Termasuk tanda matinya hati adalah tiadanya kesedihan atas hal-hal baik atau ketaatan-ketaatan yang tidak kau jalani dan tidak lagi menyesal atas kesalahan yang kau kerjakan.
Sesungguhnya tidak sedihnya engkau atas ketaatan-ketaatan yang mencocoki syariat yang tidak kau kerjakan dan engkau tidak lagi menyesal atas kesalahan yang engkau kerjakan yakni kemaksiatan-kemaksiatan yang engkau hadirkan, maka hal ini menjadi tanda kematian hati. Dari hal tersebut, maka sesungguhnya kebahagiaanmu dalam ketaatan dan kesedihanmu dalam kemaksiatan adalah suatu tanda hidupnya hati.

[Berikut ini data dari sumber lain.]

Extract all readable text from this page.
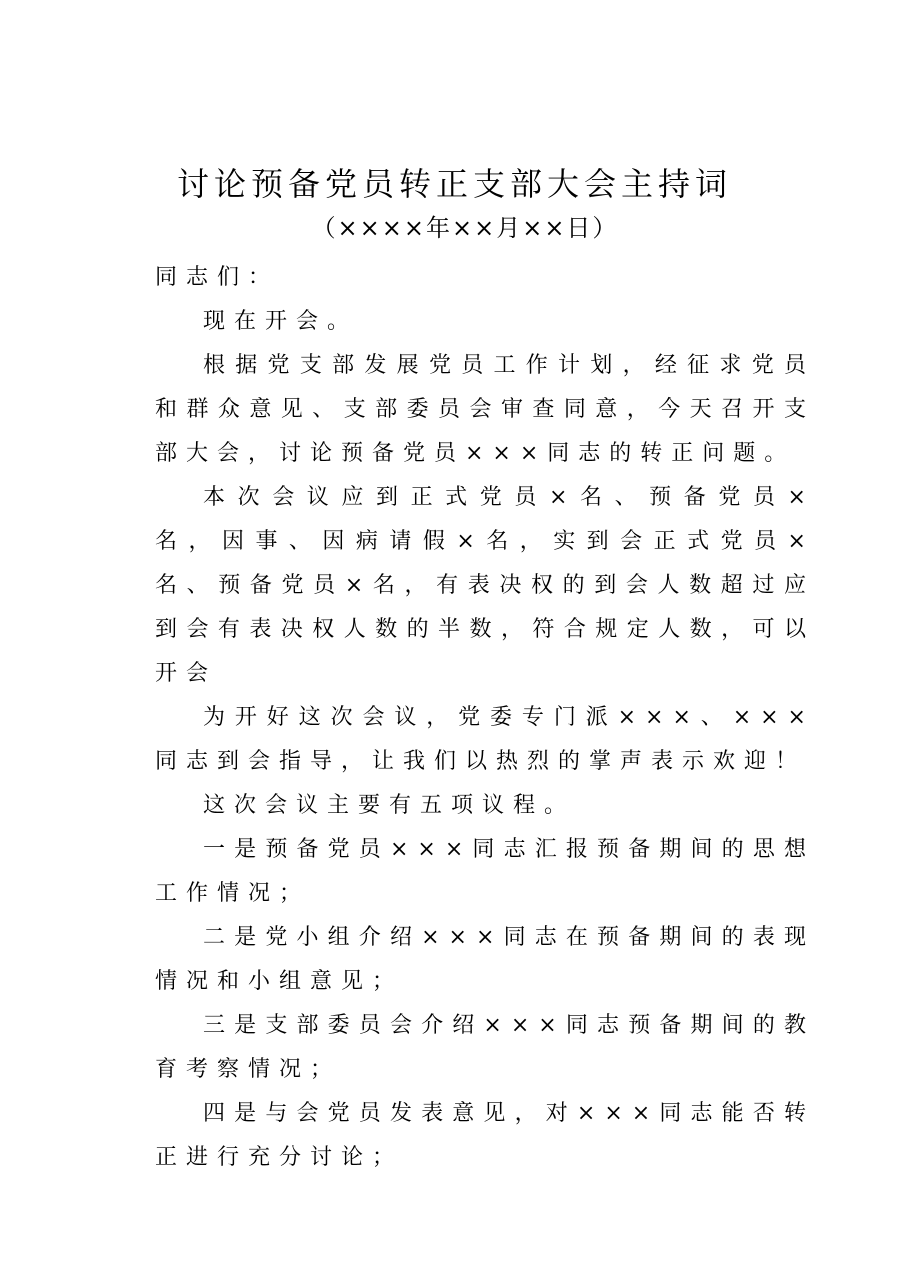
讨论预备党员转正支部大会主持词
（××××年××月××日）

同志们：

现在开会。

根据党支部发展党员工作计划，经征求党员和群众意见、支部委员会审查同意，今天召开支部大会，讨论预备党员×××同志的转正问题。

本次会议应到正式党员×名、预备党员×名，因事、因病请假×名，实到会正式党员×名、预备党员×名，有表决权的到会人数超过应到会有表决权人数的半数，符合规定人数，可以开会

为开好这次会议，党委专门派×××、×××同志到会指导，让我们以热烈的掌声表示欢迎！

这次会议主要有五项议程。

一是预备党员×××同志汇报预备期间的思想工作情况；

二是党小组介绍×××同志在预备期间的表现情况和小组意见；

三是支部委员会介绍×××同志预备期间的教育考察情况；

四是与会党员发表意见，对×××同志能否转正进行充分讨论；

Barang siapa yang perbuatan baiknya membuat dia bahagia dan perbuatan buruknya membuat dia sedih, maka dia adalah mukmin. Perbuatan-perbuatan baik itu adalah tanda pada ridha-Nya Allah SWT, dan ridha-nya Allah itu berkonsekuensi atas hadirnya kebahagiaan. Perbuatan buruk itu tanda murkanya Allah, dan murka-Nya Allah itu berkonsekuensi atas hadirnya kesedihan.
Barang siapa yang Allah ridha kepadanya, maka Allah berikan taufik kepadanya untuk menjalankan amal-amal yang baik. Barang siapa yang Allah murkai, maka Allah akan biarkan ia di dalam kesesatan. Kita mohon taufik kepada Allah untuk bisa berjalan di jalan yang paling lurus.
Hikmah ini cocok dengan salah satu cabang iman yakni adanya tanda pada kematian hati. Sebaliknya, ada juga tanda pada hati yang masih hidup. Hati yang mati ada tanda-tandanya. Salah satu tandanya adalah tidak adanya kesedihan atas kebaikan-kebaikan yang terlewatkan dan tidak adanya penyesalan atas kesalahan-kesalahan yang diperbuat.
Istilah terkait dengan hati yang buruk:
- Hati yang keras
- Hati yang sakit
- Hati yang buta
- Hati yang mati
Kalau ada perbuatan baik yang dapat dikerjakan dan hal ini membahagiakan, dan kalau ada kemaksiatan yang dikerjakan dan hal ini mendatangkan penyesalan, maka hal ini tanda bahwa hatinya hidup.
Orang yang berbuat baik itu berarti tanda Allah ridha. Kalau Allah ridha pada seorang hamba, maka Allah akan dorong dia untuk mengerjakan amal-amal ibadah. Kalau Allah murka pada seorang hamba, maka Allah akan biarkan dia di dalam kemaksiatan-kemaksiatan.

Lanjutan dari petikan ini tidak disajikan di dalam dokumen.